A raccontare quanto è successo è il direttore sportivo dell’Andora, Sergio Bogliolo. “Oggi, purtroppo, è accaduto ciò che vorremmo non succedesse mai sui campi di calcio – dichiara -. Sul finale della gara c’è stato uno scontro di gioco tra uno dei nostri giocatori e un avversario. I due si sono scambiati una serie di reciproche scorrettezze che l’arbitro non ha punito, forse perché non le ha viste. A quel punto, uno dei loro giocatori ha deciso di ‘vendicare’ il compagno e ha dato un colpo ad uno dei nostri, sotto gli occhi del direttore di gara, che lo ha espulso”.
Mancavano una decina di minuti al termine e l’Andora stava vincendo 2 a 1, grazie ad un gol per tempo, segnati da Scarrone e Serrami. “L’episodio – prosegue Bogliolo – ha scatenato il finimondo. Loro non hanno accettato l’espulsione e si è acceso un parapiglia cui, inevitabilmente, hanno preso parte anche i componenti delle due panchine”.
Uno dei giocatori del Don Bosco Vallecrosia ha riportato una contusione ed è stato trasportato in ospedale. Per lui nulla di grave, infatti è già stato dimesso. La situazione, complice anche l’intervento dei carabinieri, sembrava essere tornata sotto controllo e l’arbitro aveva intenzione di proseguire, facendo giocare i dieci minuti conclusivi. Gli ospiti, però, hanno deciso di rimanere negli spogliatoi, sostenendo di non sentirsi più sicuri. Il direttore di gara, la giovane Doriana Murru della sezione di Genova, così, ha sospeso il match.

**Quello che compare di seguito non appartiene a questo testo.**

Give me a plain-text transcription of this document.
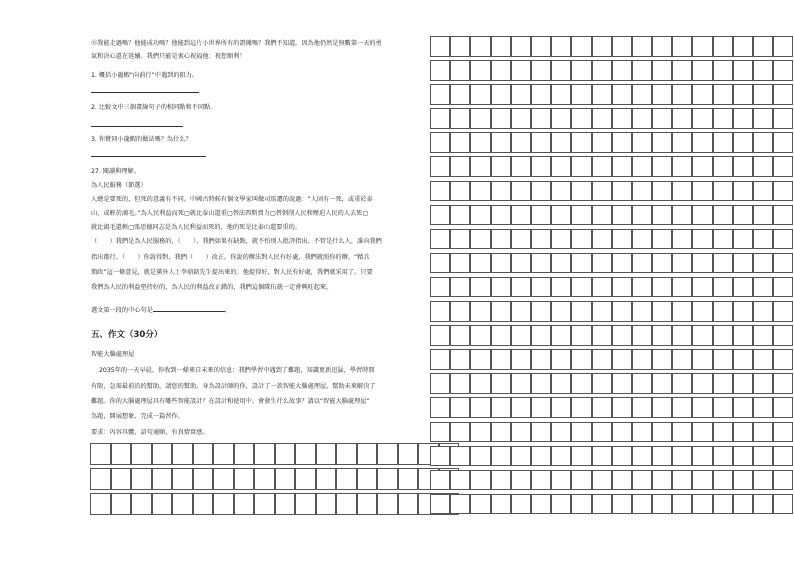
⑪我能走過嗎？他能成功嗎？他能到這片小世界所有的證據嗎？我們不知道。因為他仍然是無數第一天的勇
氣和決心還在延續。我們只能是衷心祝福他：祝您順利！
1. 概括小龍蝦“向前行”中遇到的阻力。
2. 比較文中三個畫線句子的相同點和不同點。
3. 你贊同小龍蝦的做法嗎？為什么？
27. 閱讀與理解。
為人民服務（節選）
人總是要死的，但死的意義有不同。中國古時候有個文學家叫做司馬遷的說過：“人固有一死，或重於泰
山，或輕於鴻毛。”為人民利益而死▢就比泰山還重▢替法西斯賣力▢替剝削人民和壓迫人民的人去死▢
就比鴻毛還輕▢張思德同志是為人民利益而死的，他的死是比泰山還要重的。
（　　）我們是為人民服務的，（　　），我們如果有缺點，就不怕別人批評指出。不管是什么人，誰向我們
指出都行。（　　）你說得對，我們（　　）改正。你說的辦法對人民有好處，我們就照你的辦。“精兵
簡政”這一條意見，就是黨外人士李鼎銘先生提出來的；他提得好，對人民有好處，我們就采用了。只要
我們為人民的利益堅持好的，為人民的利益改正錯的，我們這個隊伍就一定會興旺起來。
選文第一段的中心句是	。
五、作文（30分）
智能大腦處理屋
2035年的一天早晨，你收到一條來自未來的信息：我們學習中遇到了難題，知識更新迅猛，學習時間
有限，急需最前沿的幫助，請您的幫助。身為設計師的你，設計了一款智能大腦處理屋，幫助未來解決了
難題。你的大腦處理屋具有哪些智能設計？在設計和使用中，會發生什么故事？請以“智能大腦處理屋”
為題，開展想象，完成一篇習作。
要求：內容具體，語句通順，有真情實感。
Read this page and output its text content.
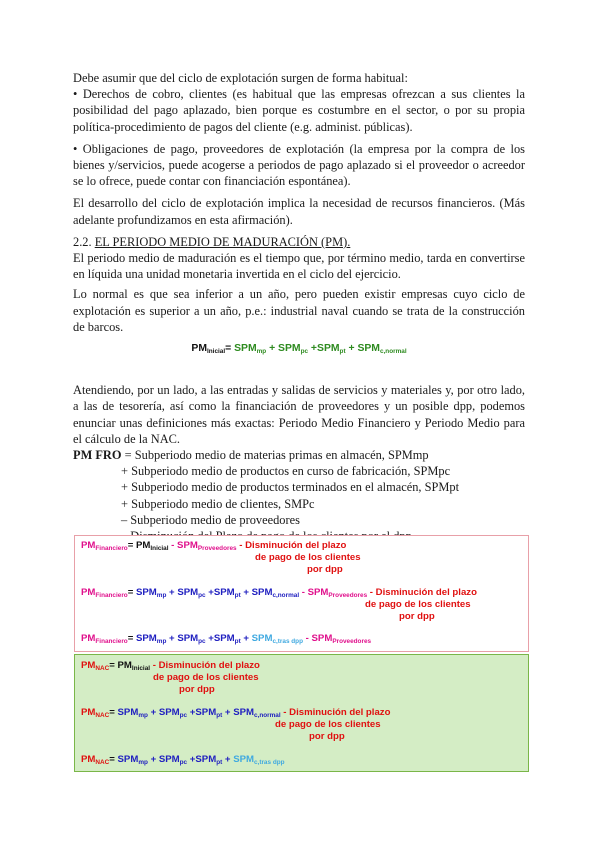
Debe asumir que del ciclo de explotación surgen de forma habitual:

• Derechos de cobro, clientes (es habitual que las empresas ofrezcan a sus clientes la posibilidad del pago aplazado, bien porque es costumbre en el sector, o por su propia política-procedimiento de pagos del cliente (e.g. administ. públicas).

• Obligaciones de pago, proveedores de explotación (la empresa por la compra de los bienes y/servicios, puede acogerse a periodos de pago aplazado si el proveedor o acreedor se lo ofrece, puede contar con financiación espontánea).

El desarrollo del ciclo de explotación implica la necesidad de recursos financieros. (Más adelante profundizamos en esta afirmación).

2.2. EL PERIODO MEDIO DE MADURACIÓN (PM).

El periodo medio de maduración es el tiempo que, por término medio, tarda en convertirse en líquida una unidad monetaria invertida en el ciclo del ejercicio.

Lo normal es que sea inferior a un año, pero pueden existir empresas cuyo ciclo de explotación es superior a un año, p.e.: industrial naval cuando se trata de la construcción de barcos.

$PM_{Inicial}= SPM_{mp} + SPM_{pc} +SPM_{pt} + SPM_{c,normal}$

Atendiendo, por un lado, a las entradas y salidas de servicios y materiales y, por otro lado, a las de tesorería, así como la financiación de proveedores y un posible dpp, podemos enunciar unas definiciones más exactas: Periodo Medio Financiero y Periodo Medio para el cálculo de la NAC.

PM FRO = Subperiodo medio de materias primas en almacén, SPMmp

+ Subperiodo medio de productos en curso de fabricación, SPMpc

+ Subperiodo medio de productos terminados en el almacén, SPMpt

+ Subperiodo medio de clientes, SMPc

– Subperiodo medio de proveedores

$PM_{Financiero}= PM_{Inicial} - SPM_{Proveedores}$ - Disminución del plazo
de pago de los clientes
por dpp
$PM_{Financiero}= SPM_{mp} + SPM_{pc} +SPM_{pt} + SPM_{c,normal} - SPM_{Proveedores}$ - Disminución del plazo
de pago de los clientes
por dpp
$PM_{Financiero}= SPM_{mp} + SPM_{pc} +SPM_{pt} + SPM_{c,tras dpp} - SPM_{Proveedores}$
$PM_{NAC}= PM_{Inicial}$ - Disminución del plazo
de pago de los clientes
por dpp
$PM_{NAC}= SPM_{mp} + SPM_{pc} +SPM_{pt} + SPM_{c,normal}$ - Disminución del plazo
de pago de los clientes
por dpp
$PM_{NAC}= SPM_{mp} + SPM_{pc} +SPM_{pt} + SPM_{c,tras dpp}$
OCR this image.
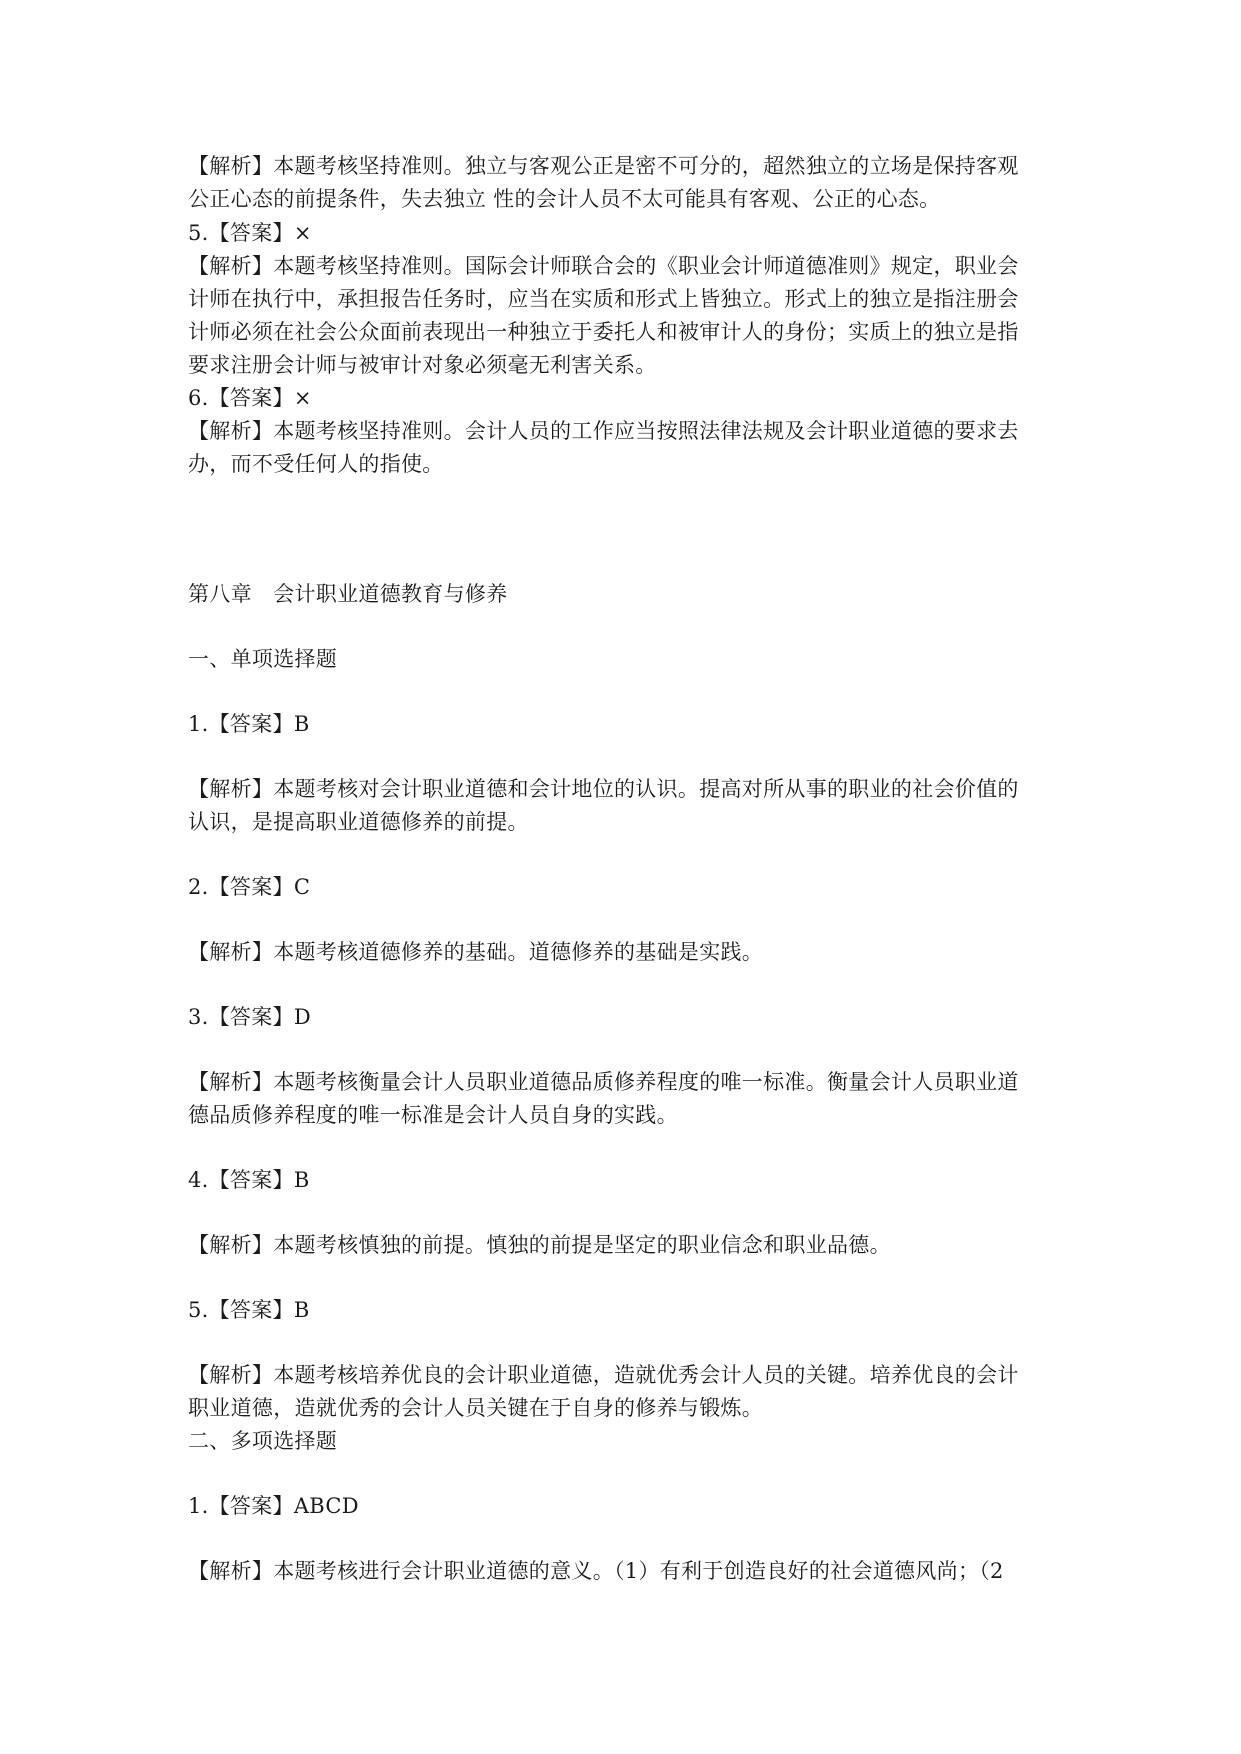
【解析】本题考核坚持准则。独立与客观公正是密不可分的，超然独立的立场是保持客观
公正心态的前提条件，失去独立 性的会计人员不太可能具有客观、公正的心态。
5.【答案】×
【解析】本题考核坚持准则。国际会计师联合会的《职业会计师道德准则》规定，职业会
计师在执行中，承担报告任务时，应当在实质和形式上皆独立。形式上的独立是指注册会
计师必须在社会公众面前表现出一种独立于委托人和被审计人的身份；实质上的独立是指
要求注册会计师与被审计对象必须毫无利害关系。
6.【答案】×
【解析】本题考核坚持准则。会计人员的工作应当按照法律法规及会计职业道德的要求去
办，而不受任何人的指使。
第八章　会计职业道德教育与修养
一、单项选择题
1.【答案】B
【解析】本题考核对会计职业道德和会计地位的认识。提高对所从事的职业的社会价值的
认识，是提高职业道德修养的前提。
2.【答案】C
【解析】本题考核道德修养的基础。道德修养的基础是实践。
3.【答案】D
【解析】本题考核衡量会计人员职业道德品质修养程度的唯一标准。衡量会计人员职业道
德品质修养程度的唯一标准是会计人员自身的实践。
4.【答案】B
【解析】本题考核慎独的前提。慎独的前提是坚定的职业信念和职业品德。
5.【答案】B
【解析】本题考核培养优良的会计职业道德，造就优秀会计人员的关键。培养优良的会计
职业道德，造就优秀的会计人员关键在于自身的修养与锻炼。
二、多项选择题
1.【答案】ABCD
【解析】本题考核进行会计职业道德的意义。（1）有利于创造良好的社会道德风尚；（2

A questo punto la palla passa al giudice sportivo che, sentito l’arbitro, dovrà decidere se omologare il risultato al momento della sospensione oppure se accogliere le ragioni addotte dagli ospiti.
“Mi aspetto che tutto venga giudicato per quello che è successo – afferma il d.s. andorese -. Se qualcuno di noi ha delle responsabilità è giusto che paghi. Ma mi pare ingiusto che si parli di non giocare per questioni di assenza di sicurezza. Mi auguro una sentenza equa e giusta, dovrà pagare solamente chi ha sbagliato”.